Introduction: Anatomic failure after laparoscopic paraesophageal hernia (PEH) repair ranges from 20-40%. However, the clinical significance of these recurrences has not been clearly delineated. We reviewed the course of known recurrences, and the need for medical management and surgical intervention.

Methods: The records of patients who underwent laparoscopic PEH repair from 1996-2009 were reviewed for anatomic failure. Thirty-seven patients were identified with anatomic failures, who had follow-up information for review. Recurrences were identified by routine barium swallow at 6-12 months postoperatively. Pre-operative variables and operative details were analyzed. Follow-up consisted of symptom scores, use of acid suppression, anatomic or symptomatic progression, and need for reoperation.
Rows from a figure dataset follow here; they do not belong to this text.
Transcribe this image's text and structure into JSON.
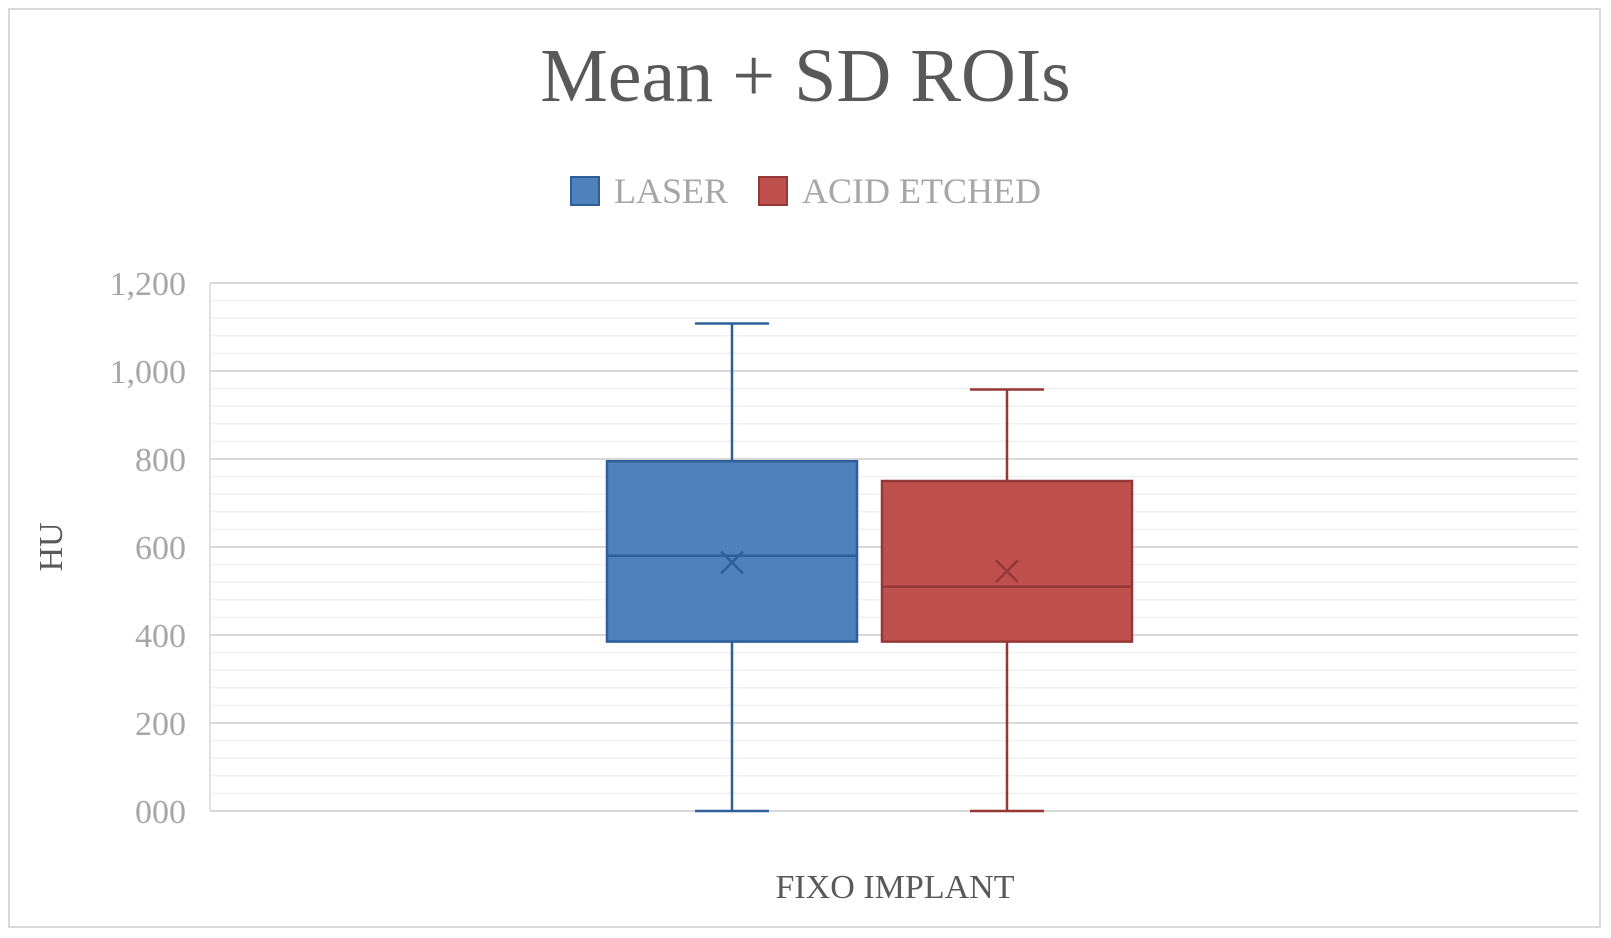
{
  "chart_data": {
    "type": "box",
    "title": "Mean + SD ROIs",
    "xlabel": "FIXO IMPLANT",
    "ylabel": "HU",
    "ylim": [
      0,
      1200
    ],
    "y_ticks": [
      0,
      200,
      400,
      600,
      800,
      1000,
      1200
    ],
    "y_tick_labels": [
      "000",
      "200",
      "400",
      "600",
      "800",
      "1,000",
      "1,200"
    ],
    "grid": true,
    "legend_position": "top-center",
    "categories": [
      "FIXO IMPLANT"
    ],
    "series": [
      {
        "name": "LASER",
        "color": "#4f81bd",
        "edge_color": "#2f5f9a",
        "min": 0,
        "q1": 385,
        "median": 580,
        "mean": 565,
        "q3": 795,
        "max": 1108
      },
      {
        "name": "ACID ETCHED",
        "color": "#c0504d",
        "edge_color": "#953735",
        "min": 0,
        "q1": 385,
        "median": 510,
        "mean": 545,
        "q3": 750,
        "max": 958
      }
    ]
  }
}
Results: Of the 37 patients with anatomic failures, six (16%) had early failures (at < 12 days) that were repaired acutely and were excluded from further analysis. Of the remaining 31 patients (mean age 67 yrs), types of PEH originally repaired were: type II (7%), type III (90%), and type IV (3%). Average hiatal defect size was 5.1 x 3.2 cm and 22 of 31 patients (71%) had either a biologic (n=20) or synthetic mesh (n=2) placed at the hiatus. Esophageal lengthening was performed in 7 patients (23%) and a complete Nissen fundoplication in 94%. Recurrences were type I in 93% (average 3.3 cm above the diaphragm) with only 2 recurrent PEH. Two patients had a disrupted wrap without a hiatal recurrence. Mean time to detection of anatomic failure was 15 months (5-60 months). Four patients had subsequent barium swallow studies 1-3 years after the initial diagnosis of recurrence that showed stable size hernias. Symptom scores were collected in 74% of patients. At a mean follow-up of 27 months (5-96 months), 43% of patients were completely asymptomatic. Prevalence of symptoms at last follow-up were: heartburn in 22%, regurgitation in 13%, solid food dysphagia in 26%, dysphagia to liquids in 9%; and chest pain in 22%. While 68% of patients were on acid suppression pre-operatively, only 32% required medical treatment for their recurrence. One patient required endoscopic dilatation two years post-operatively for symptomatic dysphagia. No patients required reoperation for symptoms.

Conclusions: Most anatomic failures after PEH repair are small type I hiatal recurrences that occur around the first year post-operatively and require no medical intervention. Reoperation is rare over medium term follow-up.